Auch für eine touristische Nutzung des Hafens gibt es neue Perspektiven: Der Jade-Weser-Port werde die Nachfrage nach Hafenrundfahrten und Fahrten nach Wilhelmshaven enorm steigern, zudem sei Hooksiel idealer Ausgangspunkt für Schiffe nach Helgoland und zu den Ostfriesischen Inseln, sagte Adam. Da der Geniusstrand durch den Bau des Tiefwasserhafens verloren geht, wird Adam zufolge der Hooksieler Strand dessen Rolle künftig zunehmend übernehmen.

Um dieses Potenzial allerdings erschließen zu können, „muss sich das Land zu seiner Verantwortung für den Außenhafen bekennen“, sagte Adam. Das heißt: Der Hafen muss durch Baggerungen tideunabhängig befahrbar sein.

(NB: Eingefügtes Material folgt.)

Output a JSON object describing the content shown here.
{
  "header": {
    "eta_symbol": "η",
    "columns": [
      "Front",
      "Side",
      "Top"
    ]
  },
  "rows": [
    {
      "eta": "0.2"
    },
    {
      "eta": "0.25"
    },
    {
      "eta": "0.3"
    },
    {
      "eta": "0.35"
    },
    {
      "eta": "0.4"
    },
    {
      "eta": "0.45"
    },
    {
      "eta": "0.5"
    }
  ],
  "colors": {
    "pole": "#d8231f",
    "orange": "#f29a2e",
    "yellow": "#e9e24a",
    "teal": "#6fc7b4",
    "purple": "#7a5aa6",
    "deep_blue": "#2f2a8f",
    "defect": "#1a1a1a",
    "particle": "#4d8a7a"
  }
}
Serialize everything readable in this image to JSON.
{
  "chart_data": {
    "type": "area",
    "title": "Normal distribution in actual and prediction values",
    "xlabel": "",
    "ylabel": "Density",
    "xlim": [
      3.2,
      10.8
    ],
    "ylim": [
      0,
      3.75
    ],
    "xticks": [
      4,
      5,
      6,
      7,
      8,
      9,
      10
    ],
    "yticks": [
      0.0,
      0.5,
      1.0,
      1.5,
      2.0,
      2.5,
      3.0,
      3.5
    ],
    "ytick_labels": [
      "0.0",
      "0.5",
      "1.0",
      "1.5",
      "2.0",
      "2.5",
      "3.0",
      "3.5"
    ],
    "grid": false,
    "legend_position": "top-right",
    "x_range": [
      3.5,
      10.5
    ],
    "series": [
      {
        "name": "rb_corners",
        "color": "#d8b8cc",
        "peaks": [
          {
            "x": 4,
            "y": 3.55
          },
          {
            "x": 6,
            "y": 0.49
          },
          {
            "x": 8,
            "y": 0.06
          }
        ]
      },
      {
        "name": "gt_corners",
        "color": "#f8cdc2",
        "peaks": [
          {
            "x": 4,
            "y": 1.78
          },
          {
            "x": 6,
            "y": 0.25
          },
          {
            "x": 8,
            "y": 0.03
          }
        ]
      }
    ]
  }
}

Genau das fordern auch die Gemeinde Wangerland und die Hafenanlieger vom Land. Wie berichtet, hatten Gemeinde, Anlieger und Nutzer des Außenhafens im vergangenen Herbst in Hannover eine „Hooksieler Erklärung” überreicht, nachdem das Land angekündigt hatte, den Hafen verkaufen zu wollen. Im Januar hatte das Wirtschaftsministerium mitgeteilt, der Verkauf sei vom Tisch.

Die Baggerprobleme im Hafen sind damit zwar noch nicht gelöst. Doch nachdem die Hafenwirtschaft den Hooksieler Außenhafen als nützlich erkannt hat, wird sie mit Sicherheit ihren Einfluss in Hannover geltend machen, um den Hafen optimal nutzen zu können.